Representation Learning
The process of automatically discovering useful features or representations from raw data, rather than manually engineering them. Deep learning excels at learning hierarchical representations.
Why It Matters
Good representations make downstream tasks easier. A model that learns useful representations of images can be adapted for detection, classification, or generation.
Example
A vision model automatically learning to represent images as combinations of edges, textures, shapes, and object parts — without being told what features to look for.
Think of it like...
Like learning to see the world not as individual pixels but as meaningful objects, textures, and scenes — the right representation makes understanding much easier.
Related Terms
Feature Engineering
The process of selecting, transforming, and creating input variables (features) from raw data to improve model performance. It requires domain knowledge to identify what information is most useful for the model.
Embedding
A numerical representation of data (text, images, etc.) as a vector of numbers in a high-dimensional space.
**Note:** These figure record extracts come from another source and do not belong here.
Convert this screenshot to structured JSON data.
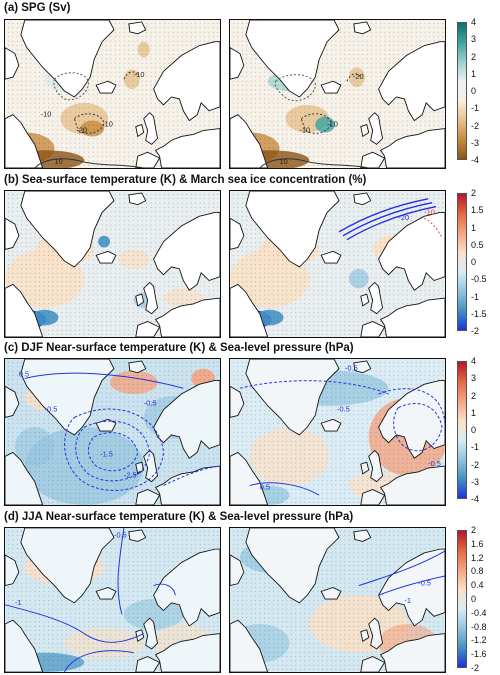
{
  "panels": [
    {
      "title": "(a) SPG (Sv)",
      "colorbar": {
        "ticks": [
          "4",
          "3",
          "2",
          "1",
          "0",
          "-1",
          "-2",
          "-3",
          "-4"
        ],
        "colors": [
          "#0d6f6f",
          "#3fa3a3",
          "#9ad1cf",
          "#e9f2f1",
          "#f7efe2",
          "#e6c08c",
          "#c78a3f",
          "#8c5417"
        ]
      },
      "contour_labels": [
        "-10",
        "-20",
        "-10",
        "-10",
        "10",
        "-20",
        "-10",
        "-10",
        "10"
      ]
    },
    {
      "title": "(b) Sea-surface temperature (K) & March sea ice concentration (%)",
      "colorbar": {
        "ticks": [
          "2",
          "1.5",
          "1",
          "0.5",
          "0",
          "-0.5",
          "-1",
          "-1.5",
          "-2"
        ],
        "colors": [
          "#b2182b",
          "#e3693f",
          "#f4a582",
          "#fbe0c4",
          "#d8ecf6",
          "#92c5de",
          "#4393c3",
          "#1a33d9"
        ]
      },
      "contour_labels": [
        "-20",
        "-10"
      ]
    },
    {
      "title": "(c) DJF Near-surface temperature (K) & Sea-level pressure (hPa)",
      "colorbar": {
        "ticks": [
          "4",
          "3",
          "2",
          "1",
          "0",
          "-1",
          "-2",
          "-3",
          "-4"
        ],
        "colors": [
          "#b2182b",
          "#e3693f",
          "#f4a582",
          "#fbe0c4",
          "#d8ecf6",
          "#92c5de",
          "#4393c3",
          "#1a33d9"
        ]
      },
      "contour_labels": [
        "0.5",
        "-0.5",
        "-1.5",
        "-2.5",
        "-0.5",
        "-0.5",
        "-0.5",
        "0.5",
        "-0.5"
      ]
    },
    {
      "title": "(d) JJA Near-surface temperature (K) & Sea-level pressure (hPa)",
      "colorbar": {
        "ticks": [
          "2",
          "1.6",
          "1.2",
          "0.8",
          "0.4",
          "0",
          "-0.4",
          "-0.8",
          "-1.2",
          "-1.6",
          "-2"
        ],
        "colors": [
          "#b2182b",
          "#e3693f",
          "#f4a582",
          "#fbe0c4",
          "#d8ecf6",
          "#92c5de",
          "#4393c3",
          "#1a33d9"
        ]
      },
      "contour_labels": [
        "-0.5",
        "-1",
        "-0.5",
        "-1"
      ]
    }
  ]
}
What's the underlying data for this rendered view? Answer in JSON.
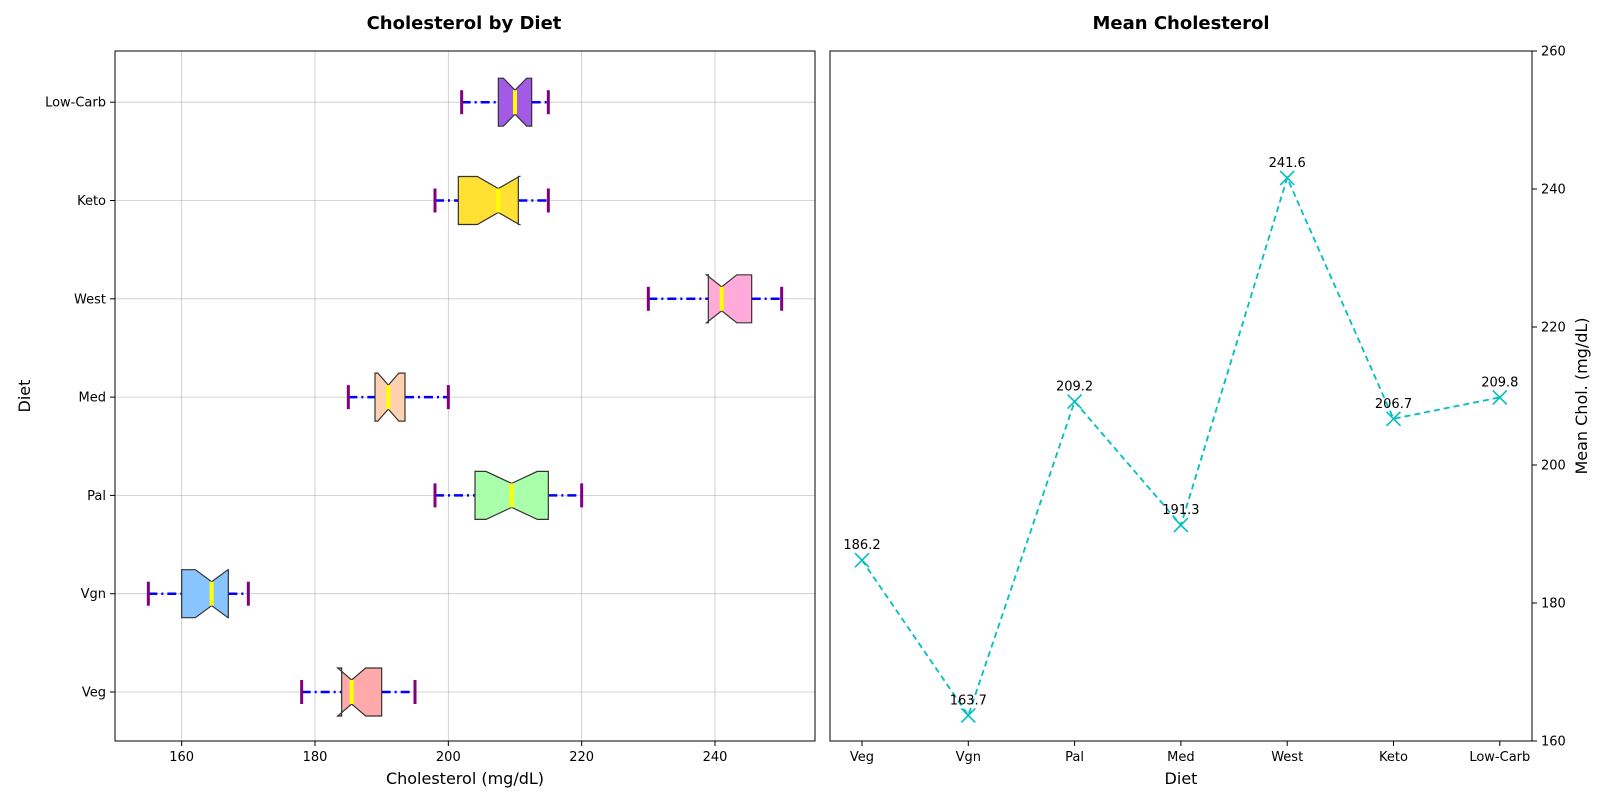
{
  "chart_data": [
    {
      "type": "box",
      "orientation": "horizontal",
      "title": "Cholesterol by Diet",
      "xlabel": "Cholesterol (mg/dL)",
      "ylabel": "Diet",
      "xlim": [
        150,
        255
      ],
      "xticks": [
        160,
        180,
        200,
        220,
        240
      ],
      "grid": true,
      "notched": true,
      "categories": [
        "Veg",
        "Vgn",
        "Pal",
        "Med",
        "West",
        "Keto",
        "Low-Carb"
      ],
      "boxes": [
        {
          "name": "Veg",
          "whisker_low": 178,
          "q1": 184,
          "median": 185.5,
          "q3": 190,
          "whisker_high": 195,
          "color": "#ffaaaa"
        },
        {
          "name": "Vgn",
          "whisker_low": 155,
          "q1": 160,
          "median": 164.5,
          "q3": 167,
          "whisker_high": 170,
          "color": "#88c4ff"
        },
        {
          "name": "Pal",
          "whisker_low": 198,
          "q1": 204,
          "median": 209.5,
          "q3": 215,
          "whisker_high": 220,
          "color": "#aaffaa"
        },
        {
          "name": "Med",
          "whisker_low": 185,
          "q1": 189,
          "median": 191,
          "q3": 193.5,
          "whisker_high": 200,
          "color": "#ffd1b0"
        },
        {
          "name": "West",
          "whisker_low": 230,
          "q1": 239,
          "median": 241,
          "q3": 245.5,
          "whisker_high": 250,
          "color": "#ffaad8"
        },
        {
          "name": "Keto",
          "whisker_low": 198,
          "q1": 201.5,
          "median": 207.5,
          "q3": 210.5,
          "whisker_high": 215,
          "color": "#ffe033"
        },
        {
          "name": "Low-Carb",
          "whisker_low": 202,
          "q1": 207.5,
          "median": 210,
          "q3": 212.5,
          "whisker_high": 215,
          "color": "#a35ae6"
        }
      ],
      "style": {
        "whisker_color": "#0000ff",
        "cap_color": "#800080",
        "median_color": "#ffff00",
        "box_edge": "#333333"
      }
    },
    {
      "type": "line",
      "title": "Mean Cholesterol",
      "xlabel": "Diet",
      "ylabel": "Mean Chol. (mg/dL)",
      "ylim": [
        160,
        260
      ],
      "yticks": [
        160,
        180,
        200,
        220,
        240,
        260
      ],
      "y_axis_side": "right",
      "grid": false,
      "categories": [
        "Veg",
        "Vgn",
        "Pal",
        "Med",
        "West",
        "Keto",
        "Low-Carb"
      ],
      "values": [
        186.2,
        163.7,
        209.2,
        191.3,
        241.6,
        206.7,
        209.8
      ],
      "data_labels": [
        "186.2",
        "163.7",
        "209.2",
        "191.3",
        "241.6",
        "206.7",
        "209.8"
      ],
      "style": {
        "line_color": "#00bfbf",
        "line_style": "dashed",
        "marker": "x"
      }
    }
  ]
}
Similar items are placed closer together in this space, enabling machines to understand semantic relationships.
Latent Space
A compressed, lower-dimensional representation of data learned by a model. Points in latent space capture the essential features of the data, and nearby points represent similar data items.
Self-Supervised Learning
A training approach where the model generates its own labels from the data, typically by masking or hiding parts of the input and learning to predict them. No human-annotated labels are needed.
Transfer Learning
A technique where a model trained on one task is repurposed as the starting point for a model on a different but related task. Instead of training from scratch, you leverage knowledge the model has already acquired.